There are digital multimeters which can measure inductance up to 20H. How accurate and/or reliable are those?

Rob Strand

>There are digital multimeters which can measure inductance up to 20H. How accurate and/or reliable are those?

There's a few good ones and a lot of crap ones.  Usually the *known* good ones are more expensive.  The bench top RLC meters, which are *very expensive* work very well.  There were some good hand held ones but I don't know i they are available anymore.

The problem is most simple methods have some flaw and if the inductors you are measuring falls into that category then the results are rubbish.  As a rough guide they fall apart when the DC resistance is close to the impedance at the test frequency, and/or, the DC resistance is just to high overall.   If the inductors you measure don't expose the flaws you might be lucky and get good reading with a cheapie.

There's no way to tell a good one from a bad one from the specs you need to go along with a few inductors and put resistances in series with them to see how they hold up. You can use any old resistor you need to calculate out the inductor reactance at the test frequency and then pick a suitably high resistance.  YOu need to o this over the whole range.  It's a tedious process to do in a shop.
Send:     . .- .-. - .... / - --- / --. --- .-. -
According to the water analogy of electricity, transistor leakage is caused by holes.

Jaicen_solo

That seems like an awesome litte device, and very easy to make too.

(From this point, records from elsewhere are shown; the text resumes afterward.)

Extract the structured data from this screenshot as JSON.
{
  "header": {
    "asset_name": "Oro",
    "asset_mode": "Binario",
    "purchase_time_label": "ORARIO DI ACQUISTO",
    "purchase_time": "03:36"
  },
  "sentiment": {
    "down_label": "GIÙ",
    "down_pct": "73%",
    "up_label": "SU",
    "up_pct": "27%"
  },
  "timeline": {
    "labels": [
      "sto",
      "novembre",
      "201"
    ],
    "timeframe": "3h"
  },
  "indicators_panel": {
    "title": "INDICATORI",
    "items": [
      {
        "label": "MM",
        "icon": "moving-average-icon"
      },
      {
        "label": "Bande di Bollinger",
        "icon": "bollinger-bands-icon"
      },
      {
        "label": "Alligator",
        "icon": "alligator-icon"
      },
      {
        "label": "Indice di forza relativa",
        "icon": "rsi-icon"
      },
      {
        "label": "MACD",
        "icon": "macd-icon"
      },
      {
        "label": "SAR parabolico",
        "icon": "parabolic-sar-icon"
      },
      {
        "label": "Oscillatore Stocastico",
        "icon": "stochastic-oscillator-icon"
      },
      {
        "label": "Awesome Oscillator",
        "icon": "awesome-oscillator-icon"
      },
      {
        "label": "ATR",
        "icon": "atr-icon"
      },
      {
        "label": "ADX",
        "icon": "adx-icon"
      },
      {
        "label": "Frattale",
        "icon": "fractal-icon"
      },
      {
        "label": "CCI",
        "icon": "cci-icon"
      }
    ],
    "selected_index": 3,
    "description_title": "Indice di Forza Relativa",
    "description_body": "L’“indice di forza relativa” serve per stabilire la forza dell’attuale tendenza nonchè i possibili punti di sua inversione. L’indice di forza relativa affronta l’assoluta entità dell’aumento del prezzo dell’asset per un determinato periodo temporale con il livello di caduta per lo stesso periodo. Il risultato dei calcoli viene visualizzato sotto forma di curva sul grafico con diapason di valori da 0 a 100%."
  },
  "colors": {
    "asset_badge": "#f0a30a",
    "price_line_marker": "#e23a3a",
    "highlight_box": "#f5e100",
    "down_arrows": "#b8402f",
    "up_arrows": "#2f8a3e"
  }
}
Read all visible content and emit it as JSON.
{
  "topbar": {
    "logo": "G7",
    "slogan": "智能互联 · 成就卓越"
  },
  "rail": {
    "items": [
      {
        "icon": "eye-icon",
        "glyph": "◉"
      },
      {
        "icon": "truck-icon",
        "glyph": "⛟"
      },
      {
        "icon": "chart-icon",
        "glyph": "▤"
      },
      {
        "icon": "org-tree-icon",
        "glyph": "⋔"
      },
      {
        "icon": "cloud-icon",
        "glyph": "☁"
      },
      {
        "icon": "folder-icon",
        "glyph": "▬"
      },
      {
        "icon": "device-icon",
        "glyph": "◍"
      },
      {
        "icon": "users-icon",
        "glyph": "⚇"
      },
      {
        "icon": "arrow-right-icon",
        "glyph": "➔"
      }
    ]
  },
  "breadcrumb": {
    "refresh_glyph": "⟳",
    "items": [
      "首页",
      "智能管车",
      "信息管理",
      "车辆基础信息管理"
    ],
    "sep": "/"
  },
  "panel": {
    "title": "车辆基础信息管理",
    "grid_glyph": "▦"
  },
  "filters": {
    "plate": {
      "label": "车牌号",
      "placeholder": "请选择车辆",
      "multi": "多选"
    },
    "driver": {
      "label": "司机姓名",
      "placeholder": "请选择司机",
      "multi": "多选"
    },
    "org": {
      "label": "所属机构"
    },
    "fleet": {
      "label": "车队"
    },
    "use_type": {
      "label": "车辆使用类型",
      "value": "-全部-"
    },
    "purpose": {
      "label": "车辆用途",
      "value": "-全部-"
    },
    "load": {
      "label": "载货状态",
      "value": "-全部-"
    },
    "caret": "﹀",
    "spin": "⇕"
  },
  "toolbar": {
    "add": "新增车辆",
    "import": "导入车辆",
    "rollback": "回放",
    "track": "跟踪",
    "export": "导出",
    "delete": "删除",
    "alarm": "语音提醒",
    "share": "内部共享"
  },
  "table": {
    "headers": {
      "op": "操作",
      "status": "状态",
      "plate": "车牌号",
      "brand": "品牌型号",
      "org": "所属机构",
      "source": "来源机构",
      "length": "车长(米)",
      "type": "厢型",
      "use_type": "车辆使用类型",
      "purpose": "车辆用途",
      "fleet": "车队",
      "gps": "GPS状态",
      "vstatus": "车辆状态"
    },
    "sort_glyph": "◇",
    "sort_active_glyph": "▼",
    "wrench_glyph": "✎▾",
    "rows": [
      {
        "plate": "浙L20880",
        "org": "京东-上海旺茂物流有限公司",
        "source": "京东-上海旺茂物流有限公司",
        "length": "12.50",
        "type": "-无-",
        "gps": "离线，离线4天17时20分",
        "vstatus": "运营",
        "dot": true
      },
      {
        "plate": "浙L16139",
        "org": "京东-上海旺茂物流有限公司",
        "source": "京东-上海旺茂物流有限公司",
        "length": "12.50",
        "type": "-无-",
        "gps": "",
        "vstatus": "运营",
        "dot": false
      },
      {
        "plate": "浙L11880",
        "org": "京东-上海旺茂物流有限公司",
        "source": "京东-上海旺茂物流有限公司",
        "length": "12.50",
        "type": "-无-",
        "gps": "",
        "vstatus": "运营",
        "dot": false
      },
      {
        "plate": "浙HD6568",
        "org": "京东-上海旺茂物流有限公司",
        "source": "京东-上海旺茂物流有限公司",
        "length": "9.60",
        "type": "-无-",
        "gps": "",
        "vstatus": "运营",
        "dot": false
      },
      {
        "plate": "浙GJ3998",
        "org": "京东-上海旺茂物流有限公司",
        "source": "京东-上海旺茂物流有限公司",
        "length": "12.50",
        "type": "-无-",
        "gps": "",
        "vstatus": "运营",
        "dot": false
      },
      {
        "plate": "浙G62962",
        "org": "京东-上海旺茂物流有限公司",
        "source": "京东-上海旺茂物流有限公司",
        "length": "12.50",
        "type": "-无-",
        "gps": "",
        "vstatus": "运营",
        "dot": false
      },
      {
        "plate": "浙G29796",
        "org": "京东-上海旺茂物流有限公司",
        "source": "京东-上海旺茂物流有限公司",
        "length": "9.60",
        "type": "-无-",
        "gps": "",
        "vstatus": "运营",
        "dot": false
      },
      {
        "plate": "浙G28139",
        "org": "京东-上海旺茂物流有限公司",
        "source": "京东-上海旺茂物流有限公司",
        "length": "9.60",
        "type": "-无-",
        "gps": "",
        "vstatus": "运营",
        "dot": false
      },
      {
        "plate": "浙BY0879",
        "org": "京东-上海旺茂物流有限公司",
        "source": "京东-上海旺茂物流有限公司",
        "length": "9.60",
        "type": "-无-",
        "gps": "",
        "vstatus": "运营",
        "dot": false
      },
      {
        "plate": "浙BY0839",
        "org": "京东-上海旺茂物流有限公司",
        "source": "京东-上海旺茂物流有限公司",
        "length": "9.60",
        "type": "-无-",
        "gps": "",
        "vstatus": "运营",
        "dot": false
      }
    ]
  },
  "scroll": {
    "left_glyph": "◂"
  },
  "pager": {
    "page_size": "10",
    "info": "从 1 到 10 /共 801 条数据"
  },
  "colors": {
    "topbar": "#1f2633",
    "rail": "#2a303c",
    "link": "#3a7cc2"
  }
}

If I can find a suitable display, it's getting added to my toolbox for sure!
I can burn PIC's for anyone in the UK that needs one.

MetalGuy

QuoteThere's no way to tell a good one from a bad one from the specs you need to go along with a few inductors and put resistances in series with them to see how they hold up.

Maybe that's what I should do. I can do that with inductors that measure mHs /values known in advance/ and several Ohms, but if I try to measure an output transformer's primary where inductance /not known in advance/ is several Henry and DC resistance 100-150 Ohms you mean I can't get reliable results from the reading?

Jaicen_solo

When I did my dissertation on guitar pickups, I did some inductance measurements, but they tend to saturate a little too easy, so accurate meausurements aren't all that achievable.